Thai food

Alarming trends in Asian cousine


The Old Workhorse — Padthai Kung — now increasingly an endangered species:
flat rice-noodles stir fried with shrimp and crushed peanuts

The aesthetisist in me wants to understand just what is going on with Chiang Mai food. 

It has never been great — traditionally Chiang Mai-ites have been  gourmands (big eaters) rather than gourmets (epicures); but it has always been far better than almost anywhere else in Thailand.  Foreign food in Chiang Mai — including Chinese — has always ranged from bad to indifferent — reflecting perhaps the ignorance of the public — you can sell anything to the ignorant in small quantities;  but Thai food has always been at least adequate.  Yet, in the last two years I have repeatedly had what I have never had here in the preceding eight years:  bad Thai food.  And what is far, far worse:  all my favorite restaurants — all the places I used to eat in daily — are, one by one, going bad.

I really dread the approach of the lunch hour.  Where can I go to eat and not be disappointed?  I delay the decision and sometimes don’t dare make one at all:  skip lunch, eat fruit instead (pomello and mango are still good though prices have risen dramatically), or eat nothing.  More often than ever, if I do go out, I find myself poking at the animal feed I am presented instead of the food I ordered, and, unable to force myself to lift it to my lips, leave hungry and with the feeling of being undeservedly persecuted.

And one has begun to experience the heretofore unheard of:  the — occasional, so far, and mild, so far, but all the same — food poisoning.

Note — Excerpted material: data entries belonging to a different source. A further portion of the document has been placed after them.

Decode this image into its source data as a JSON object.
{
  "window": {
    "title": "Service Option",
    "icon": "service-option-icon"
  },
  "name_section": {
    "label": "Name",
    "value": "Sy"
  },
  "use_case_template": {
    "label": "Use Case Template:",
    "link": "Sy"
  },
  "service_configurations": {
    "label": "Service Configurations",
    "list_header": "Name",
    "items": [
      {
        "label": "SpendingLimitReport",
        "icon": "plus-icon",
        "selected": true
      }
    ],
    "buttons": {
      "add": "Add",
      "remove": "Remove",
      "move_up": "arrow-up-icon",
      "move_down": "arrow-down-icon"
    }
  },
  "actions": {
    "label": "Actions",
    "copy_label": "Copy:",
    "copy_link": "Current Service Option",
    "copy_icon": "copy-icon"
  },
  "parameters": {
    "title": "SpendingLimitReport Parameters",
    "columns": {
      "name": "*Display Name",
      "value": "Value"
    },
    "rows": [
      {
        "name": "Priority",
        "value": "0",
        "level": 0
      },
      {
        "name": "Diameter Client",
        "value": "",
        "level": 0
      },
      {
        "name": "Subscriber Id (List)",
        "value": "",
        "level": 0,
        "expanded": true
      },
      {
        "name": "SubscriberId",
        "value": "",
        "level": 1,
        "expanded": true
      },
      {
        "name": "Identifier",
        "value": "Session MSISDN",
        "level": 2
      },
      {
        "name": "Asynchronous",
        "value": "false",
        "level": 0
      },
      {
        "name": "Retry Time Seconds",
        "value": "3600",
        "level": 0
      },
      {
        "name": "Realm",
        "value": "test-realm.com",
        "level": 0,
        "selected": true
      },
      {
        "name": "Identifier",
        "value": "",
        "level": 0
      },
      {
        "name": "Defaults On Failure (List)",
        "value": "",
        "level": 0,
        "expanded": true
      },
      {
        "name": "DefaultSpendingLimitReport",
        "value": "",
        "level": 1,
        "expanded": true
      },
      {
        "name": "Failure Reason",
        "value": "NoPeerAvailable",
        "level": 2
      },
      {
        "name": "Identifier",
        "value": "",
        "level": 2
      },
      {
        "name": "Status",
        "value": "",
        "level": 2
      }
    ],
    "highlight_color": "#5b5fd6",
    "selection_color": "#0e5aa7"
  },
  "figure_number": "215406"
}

One explanation must clearly lie in the ingredients:  there has been a marked decline in the quality and flavor of fruits, vegetables and meat, in a kind of variation of Gresham’s Law:  Chinese imports and new hybrid crops developed for crop yields and long shelf-lives rather than flavor and texture are taking over the market (“Americanization”); the recent run up in food prices (between 50% and 100%) has probably only accelerated the process:  unable to cope with the price hikes, people (and businesses) are going down the quality ladder. 

But this does not explain the sudden prevalence of bad cooking:  food that’s overcooked, or under-cooked, or over-spiced, or over-greasy.  Sometimes the failures are shocking:  how can one explain hard rice in a self-respecting (supposedly) restaurant in a nation of rice-eaters?  Perhaps, in an environment of rapidly rising wages, restaurants are having hard time holding on to their kitchen staff and are forced to replace them with the ever-less skilled; but the consumers share large part of the guilt:  they fail to drive home the market message that bad food is not acceptable:  the quality-wise declining restaurants are as full as they were in their better-cooking days.

How is that possible? 

The only explanation I can think of is that the current customers are not the old customers.  In a city whose population has grown ten fold in ten years, this is not surprising:  90% of the eaters are people raised on the less-good food common in other parts of Thailand.  Indeed, many immigrants are from the country-side where poor ingredients and total absence of fancy foods have been the norm — even in the villages near Mae Rim — a mere 30 minute drive out of town, only low quality ingredients can be had at the market, the farmers habitually selling all their “premium” products into the city.  These immigrants are therefore, literally, food-wise speaking, know-nothings. 

This no doubt accounts for the proliferation of “fancy restaurants”, with glass, black decor, halogen spot lights, pointy logos — and bad food.  Their customers — and they have plenty of them — are not there to enjoy the food:  they want to experience the atmosphere, the decor and the service — feel rich, modern, and fashionable — and could not anyhow tell a good dish (from a bad one) if it hit them in the face.  It explains the rise in tipping, too:  traditionally, one has not tipped in Thailand, as one does not generally throughout the Far East — Asia uses a different economic model for restaurants, one in which the boss pays his workers; but the hommes nouveaux only a few years out of the sticks, have never been served in their lives and, given their low self-esteem, being served makes them feel awkward; the only reason why anyone would ever serve them must surely be — money; and so they tip.

Come to think about it, one can clearly see the same phenomena — poorer ingredients, poorer cooking, less knowledgeable customers, decor-over-flavor, tipping — at work in the restaurant scene of New Delhi.